Très difficiles à fabriquer, les modules Signature sont faits à la commande, ce qui explique leur prix et les délais de livraison qui accompagnent souvent l’appareil. Il est à noter que les DAC Signature, comme toutes les options du convertisseur MSB, sont disponibles sous forme de mise à jour (firmware), du modèle standard, ce qui offre à l’utilisateur l’opportunité d’évoluer en fonction de ses exigences.



Le filtre numérique :

En dehors du DAC proprement dit, l’autre élément d’un convertisseur susceptible de faire la différence, est le filtre numérique chargé de suréchantillonner et de mettre en forme le signal.
D’origine, le MSB Platinum DAC III est équipé d’un filtre numérique performant, suréchantillonnant le signal 16 fois, conçu en interne pour remplacer le circuit intégré Burr-Brown DF104 qui était utilisé sur les précédentes versions de l’appareil. Mais il est également possible de remplacer ce dernier élément par un modèle Signature (en bas à droite du chèque de 2500 euros !), pour aller encore plus loin dans tous les domaines de la restitution.
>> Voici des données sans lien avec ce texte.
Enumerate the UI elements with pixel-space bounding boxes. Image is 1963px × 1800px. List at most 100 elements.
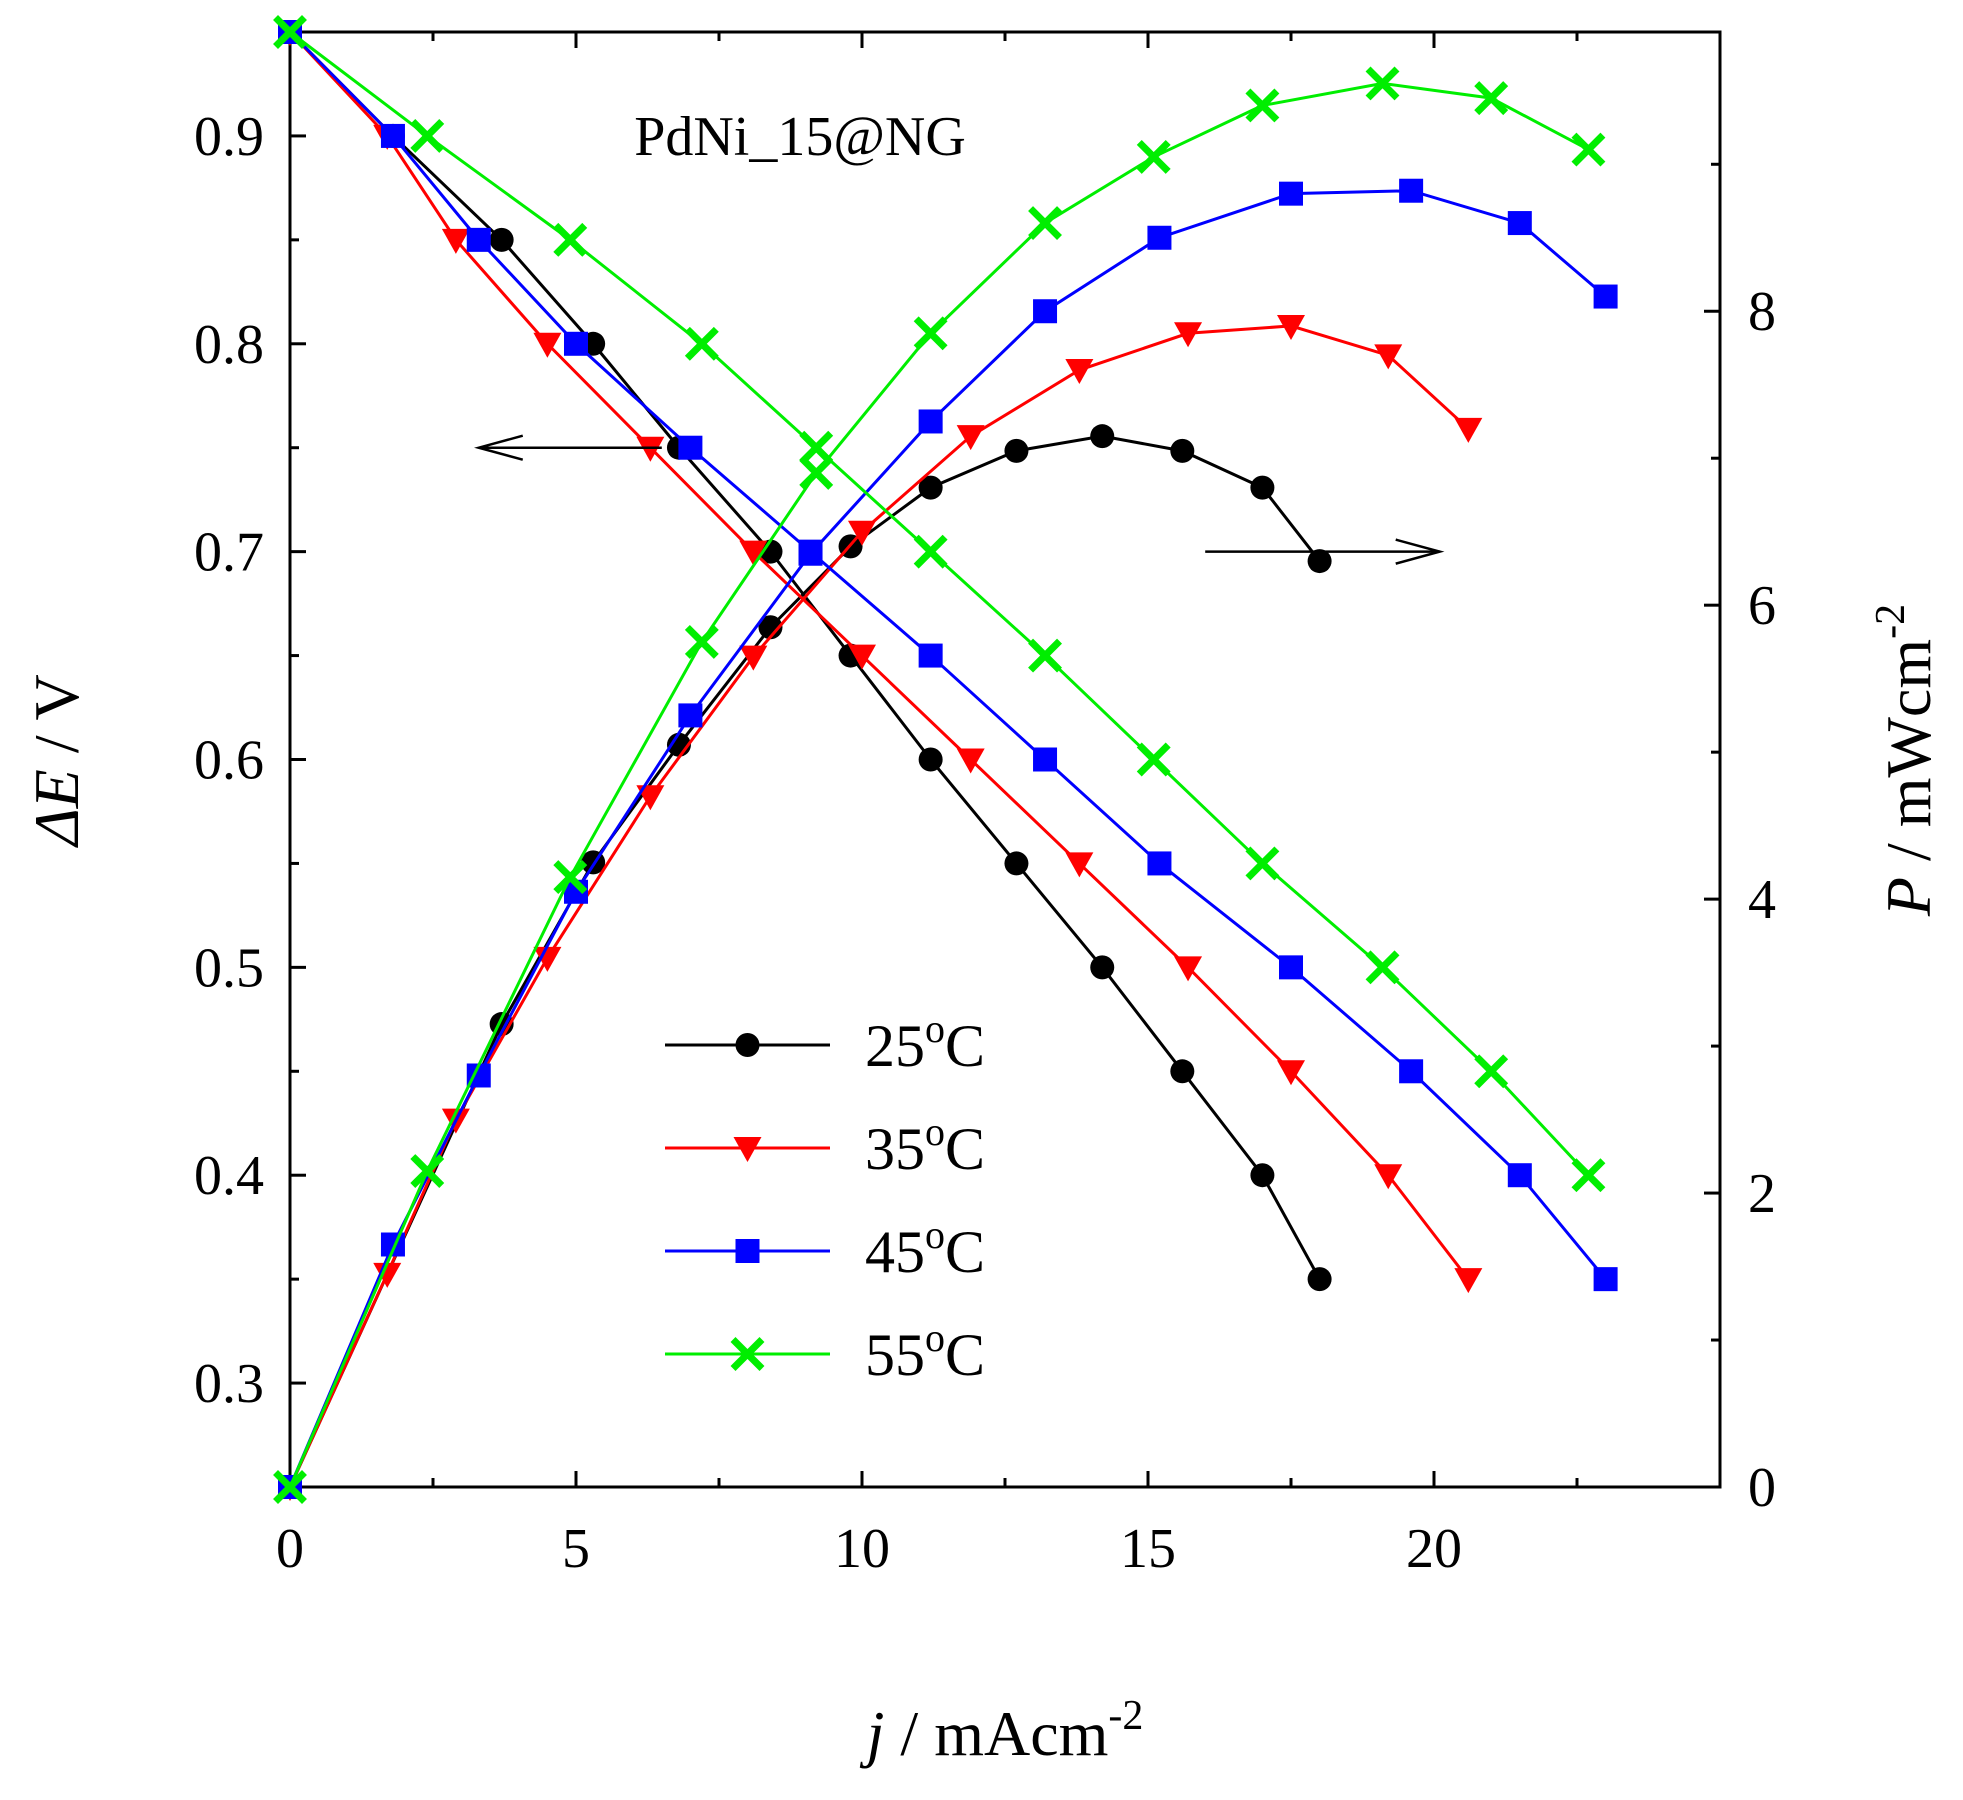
y-right-axis-title-sup: -2 xyxy=(1868,604,1914,639)
legend-degree: o xyxy=(925,1212,945,1257)
voltage-point-45C xyxy=(1147,851,1172,876)
legend-item-45C: 45oC xyxy=(665,1212,985,1285)
y-left-axis-title-text: / V xyxy=(21,674,92,769)
power-point-25C xyxy=(1004,438,1029,463)
power-point-55C xyxy=(913,316,948,351)
y-left-tick-label: 0.6 xyxy=(194,730,264,792)
power-point-55C xyxy=(1028,206,1062,241)
x-tick-label: 15 xyxy=(1120,1518,1176,1580)
x-tick-label: 0 xyxy=(276,1518,304,1580)
y-left-tick-label: 0.5 xyxy=(194,937,264,999)
voltage-point-55C xyxy=(1136,742,1171,777)
power-point-55C xyxy=(1136,139,1171,174)
voltage-point-55C xyxy=(1571,1158,1606,1193)
power-point-45C xyxy=(1279,181,1303,206)
series-layer xyxy=(273,15,1618,1504)
legend-item-25C: 25oC xyxy=(665,1006,985,1079)
legend-item-55C: 55oC xyxy=(665,1315,985,1388)
y-right-axis-title: P / mWcm-2 xyxy=(1868,604,1944,917)
legend-degree: o xyxy=(925,1006,945,1051)
legend-label: 25oC xyxy=(865,1006,985,1079)
power-line-35C xyxy=(288,324,1470,1488)
legend-degree: o xyxy=(925,1109,945,1154)
power-line-55C xyxy=(288,81,1590,1488)
y-left-tick-label: 0.8 xyxy=(194,314,264,376)
power-point-55C xyxy=(553,860,588,895)
voltage-point-35C xyxy=(1454,1268,1483,1294)
voltage-point-55C xyxy=(273,15,307,49)
voltage-point-55C xyxy=(799,430,834,465)
y-right-axis-title-text: / mWcm xyxy=(1873,639,1944,877)
power-point-25C xyxy=(1170,438,1195,463)
y-left-tick-label: 0.9 xyxy=(194,106,264,168)
x-tick-label: 5 xyxy=(562,1518,590,1580)
voltage-point-45C xyxy=(1507,1163,1532,1188)
voltage-point-35C xyxy=(1277,1060,1305,1086)
power-point-55C xyxy=(1474,81,1509,116)
left-axis-arrow xyxy=(474,434,662,461)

Élaboré autour d’une configuration DSP (et donc susceptible de recevoir des mises à jour), ce filtre Signature opère un suréchantillonage 32 fois, avec une résolution d’entrée de 64 bits et une résolution de calcul interne supérieure à 80 bits ! D’après le constructeur (et d’après les oreilles de certains auditeurs en qui j’ai toute confiance), cette option accroît sensiblement la résolution et la dynamique de la machine en comparaison de la configuration d’origine. Évidemment, la version DAC III Signature testée dans ces pages était équipée de ce puissant filtre numérique. Mais cette option peut se combiner à la version de base des modules de conversion (non Signature, si vous suivez toujours !) pour constituer une version intermédiaire qui présente, sans doute, le meilleur rapport qualité/prix de la machine, si tant est que l’on puisse parler d’un tel rapport sur un appareil vendu dans cette configuration 9500 euros au lieu des 6990 euros de la version de base.



L’horloge :

Reste le problème du jitter et donc de l’horloge qui pilote tout ce beau monde. La plupart des convertisseurs du marché « re-clock » (ou resynchronisent) le signal d’entrée pour le diminuer autant que possible. Ce n’est pas le cas du Platinum DAC qui oublie purement et simplement la base temporelle S/PDIF du signal entrant pour la remplacer par sa propre référence. Cette dernière, comme celle de tous les éléments de l’appareil, est générée par une horloge maîtresse compensée en température précise à +/- 2,5 ppm ! Comme l’horloge du signal d’entrée n’a plus aucun rapport avec celle de l’appareil, un étage tampon d’une demi-seconde est utilisé pour maintenir la synchronisation des données.



Le contrôle de volume optionnel :

Il s’agit en réalité d’un atténuateur passif, le constructeur arguant, qu’une fois créée, toute transition du signal analogique est susceptible de dégrader sa qualité. Le volume est contrôlé par pas de 2 dB de 0 à – 62 dB. Le potentiomètre étant court-circuité lorsque le volume est à 0 dB. En plus de la solution de remplacement au préamplificateur qu’il propose, cet atténuateur permet aussi d’adapter précisément le niveau de sortie, particulièrement haut d’origine, à tout préamplificateur existant.



Mise à jour de dernière minute !

J’apprends, au moment où j’écris ces lignes, que le MSB peut désormais recevoir en option une nouvelle configuration de son filtre DSP, accompagnée d’une entrée USB supplémentaire, qui offre la possibilité de l’utiliser en conjonction avec les fichiers audio numériques d’un ordinateur. Par rapport au filtre standard, cette nouvelle configuration suréchantillonne les signaux en 44,1 kHz – 88,2 kHz et 176,4 kHz à 352 kHz, avec une résolution de 32 bits et les signaux en 48 kHz – 96 kHz et 192 kHz à 384 kHz, toujours sur 32 bits. Cette option aurait demandé des années de développement, d’expérimentation et de spéculation ; le constructeur semble en être très fier. L’entrée USB est pour l’instant limitée à 96 kHz, mais un gros travail d’isolation a été mené pour que la liaison entre l’ordinateur et le convertisseur ne vienne pas en perturber les circuits. L’option est disponible moyennant 2000 euros.